Hazardous waste like coal ash is pervasive.
North Carolina alone has over 2,500 active hazardous waste sites and more than 2,000 inactive sites with lingering contamination.
Various types of waste can be considered hazardous, including medical waste, laundry byproducts, pool chemicals and coal ash.
Not all hazardous waste sites pose the same risks. Every site has specific contaminants and environmental factors that uniquely affect its risk to the environment and surrounding community.
Here are three things that make the hazardous waste at the site at the Chapel Hill Police Department particularly dangerous:
- Toxic compounds in coal ash pose human health risks.
Coal ash contains dangerous contaminants like mercury, arsenic and lead. In the short term, exposure can lead to skin and respiratory irritation. In the long term, exposure can lead to more serious illnesses like cancer, according to a report by Physicians for Social Responsibility.
In 2022, a team of experts from Duke University and Appalachian State University tested samples from the CHPD and found that they “exceed the ecological threshold values for aquatic freshwater sediment toxicity.”
This slew of “toxic and carcinogenic constituents” is what prompts public health concerns about coal ash exposure, said Dr. Zhen Wang, an environmental geochemist who helped conduct this analysis.
Recent EPA studies have also “found that both the radiation and arsenic in coal ash is much more dangerous than was previously understood,” said Nick Torrey, a senior attorney at the Southern Environmental Law Center.
- Toxic metals leach into creeks and waterways as coal ash sits longer.
When coal ash settles at the bottom of bodies of water, like the Bolin Creek Trail, it can lodge itself into the tiny empty pockets between sediment particles called pore space.
Coal ash does not lose toxicity as it begins to break down; when exposed to water or new chemical environments, it can break down and release dangerous metals.

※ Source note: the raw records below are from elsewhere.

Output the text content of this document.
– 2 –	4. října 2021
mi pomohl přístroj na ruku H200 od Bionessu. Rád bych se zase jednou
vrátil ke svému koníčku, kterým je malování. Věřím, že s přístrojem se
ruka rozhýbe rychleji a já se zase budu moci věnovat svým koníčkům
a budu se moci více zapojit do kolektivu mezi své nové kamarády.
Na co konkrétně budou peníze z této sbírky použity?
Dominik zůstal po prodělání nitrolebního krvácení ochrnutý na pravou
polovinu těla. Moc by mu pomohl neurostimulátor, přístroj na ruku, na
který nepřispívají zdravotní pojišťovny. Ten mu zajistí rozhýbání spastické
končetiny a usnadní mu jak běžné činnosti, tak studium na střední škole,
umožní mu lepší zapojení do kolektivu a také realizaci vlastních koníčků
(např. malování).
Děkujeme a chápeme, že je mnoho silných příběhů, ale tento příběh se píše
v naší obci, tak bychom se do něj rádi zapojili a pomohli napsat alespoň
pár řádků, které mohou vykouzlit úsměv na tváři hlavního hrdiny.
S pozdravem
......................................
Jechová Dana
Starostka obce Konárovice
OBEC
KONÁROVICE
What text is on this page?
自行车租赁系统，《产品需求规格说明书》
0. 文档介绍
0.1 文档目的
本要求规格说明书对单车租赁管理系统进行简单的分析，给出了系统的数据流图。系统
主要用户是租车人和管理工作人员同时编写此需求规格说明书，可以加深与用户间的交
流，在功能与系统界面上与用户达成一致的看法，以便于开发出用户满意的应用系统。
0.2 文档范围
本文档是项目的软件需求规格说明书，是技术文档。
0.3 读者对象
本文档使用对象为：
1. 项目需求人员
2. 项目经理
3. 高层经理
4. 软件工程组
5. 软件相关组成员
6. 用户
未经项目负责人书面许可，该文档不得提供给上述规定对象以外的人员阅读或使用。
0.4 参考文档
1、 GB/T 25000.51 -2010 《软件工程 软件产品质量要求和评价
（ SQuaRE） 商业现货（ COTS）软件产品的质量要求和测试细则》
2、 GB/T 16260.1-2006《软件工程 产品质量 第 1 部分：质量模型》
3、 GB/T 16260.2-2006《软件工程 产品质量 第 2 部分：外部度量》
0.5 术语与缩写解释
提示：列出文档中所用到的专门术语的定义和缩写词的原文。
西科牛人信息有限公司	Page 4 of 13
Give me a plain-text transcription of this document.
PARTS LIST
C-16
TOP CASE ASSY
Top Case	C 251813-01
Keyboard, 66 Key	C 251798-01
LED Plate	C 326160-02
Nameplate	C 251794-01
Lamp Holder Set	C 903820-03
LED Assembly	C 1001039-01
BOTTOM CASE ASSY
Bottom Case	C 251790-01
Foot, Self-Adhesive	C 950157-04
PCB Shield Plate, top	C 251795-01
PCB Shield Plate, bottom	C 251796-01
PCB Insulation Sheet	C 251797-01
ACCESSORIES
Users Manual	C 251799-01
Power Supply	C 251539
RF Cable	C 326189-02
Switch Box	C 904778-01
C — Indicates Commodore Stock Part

“It isn’t like coal ash gets better with time without anything being done,” said Dr. Ellen Cowan, professor of geological and biological sciences at Appalachian State University.
For Tom Henkel, an 88-year-old who first got involved in helping the town make decisions about coal ash at CHPD in 2013, the threats posed by the coal ash at CHPD are especially salient because they’re sitting at the bottom of a body of water.
“The problem is, what about the bottom? They can’t do anything about the bottom,” Henkel said.
Henkel stayed involved in this process until earlier this year when his term as chair of the Town of Chapel Hill’s Environmental Stewardship Advisory Board expired.
- Contaminants run downhill, onto public trails and into waterways.
The coal ash at the Chapel Hill Police Department is situated in an unlined pit above the Bolin Creek Trail. As time goes on, rain, wind and other environmental factors can spread the coal ash downhill, increasing coal ash-related health risks to the local community.
Because of this topography, Torrey advocates for Chapel Hill to take stronger and more decisive action than simply covering up the coal ash, which the town is considering per the draft Brownfields Agreement.
“This is a steep slope. It’s eroding,” he said. “You have coalesced as a whole host of very specific, extremely hazardous pollution associated with it. You know, it’s right above the creek. It’s above people. So this is, like, the worst possible place to try to use that approach.”